NF-1 Diagnostic Criteria

1) Six or more cafe-au-lait spots larger than 5 mm in prepubertal individuals and greater than 15 mm in postpubertal individuals (this finding is present in all patients)

2) Freckling in the axillary and inguinal region

3) Presence of two or more Lisch nodules (iris hamartoma)

4) Two or more neurofibromas or 1 plexiform neurofibroma

5) Bone lesions {sphenoidal dysplasia, cortical examinations in long bones such as tibia)

6) Optic gliomas

7) Positive NF-1 history in first-degree relatives Two of these findings are required to be positive for diagnosis.

NF-2 Diagnostic Criteria

Diagnosis is made with 1 of the following 4 criteria.

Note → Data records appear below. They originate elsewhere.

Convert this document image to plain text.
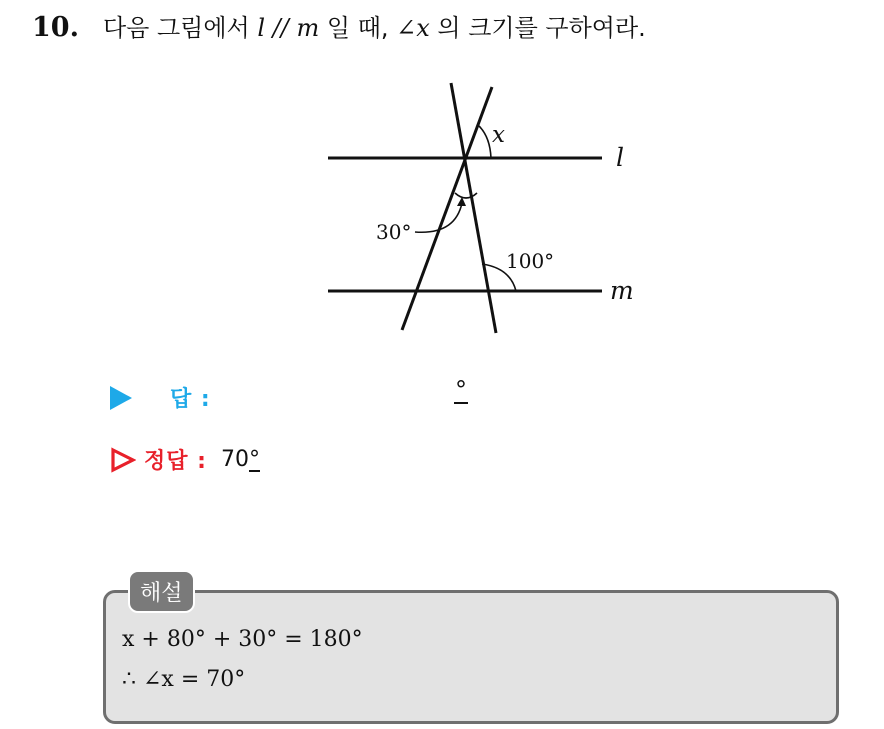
10. 다음 그림에서 l // m 일 때, ∠x 의 크기를 구하여라.
x
l
m
30°
100°
답 :	°
정답 : 70°
해설
x + 80° + 30° = 180°
∴ ∠x = 70°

1) Bilateral 8th nerve tumor {acoustic neuroma) (schwannoma) (has 90-9% of patients)

2) Positive NF-2 history in first-degree relatives + at least 2 of unilateral acoustic neuroma or meningioma, schwannoma, glioma, neurofibroma, posterior subcapsular lens opacities

3) At least 2 of unilateral acoustic neuroma + meningioma, schwannoma, glioma, neurofibroma, posterior subcapsular lens opacities

4) Multiple meningiomas (2 or more) + unilateral vestibular schwannoma or schwannoma, glioma, neurofibroma, at least 2 of them cataracts, cafe-au-lait spots and skin neurofibromas are more rare in NF-2.

Hypertension is common in patients with neurofibromatosis because of the frequent incidence of mental retardation and renal artery stenosis.

Lab

• There is no specific laboratory finding.

• On radiological radiographs: Developmental disorder of sphenoid wings, enlargement of cranial nerve foramina, J-sella. Enlargement of intervertebral foramina on spinal radiographs, anterior meningocele. Scoliosis on vertebral radiography, decreased density in long bones.

• MRI: It is the most sensitive method for demonstrating spinal cord, brain tumors, optic glioma and acoustic nerve schwannoma. It should be repeated every 1-3 years.

• Renal artery stenosis can be demonstrated with renal vascular imaging methods. (The cause of hypertension in NF-1 is renal artery stenosis or pheochromocytoma). Renal imaging methods should be repeated every 1-3 years.

Neurofibromatous complications

1. Learning difficulties (most common)

2. Seizures

3. Moya moya

4. Transient ischemic attack (TIA) + hemiparesis

5. Cognitive defect

6. Malignant neoplasms

7. Scoliosis

Treatment

• Removal of acoustic neuromas and tumors originating from the spinal cord is the basis of treatment.

• If there is renal artery stenosis, it should be corrected.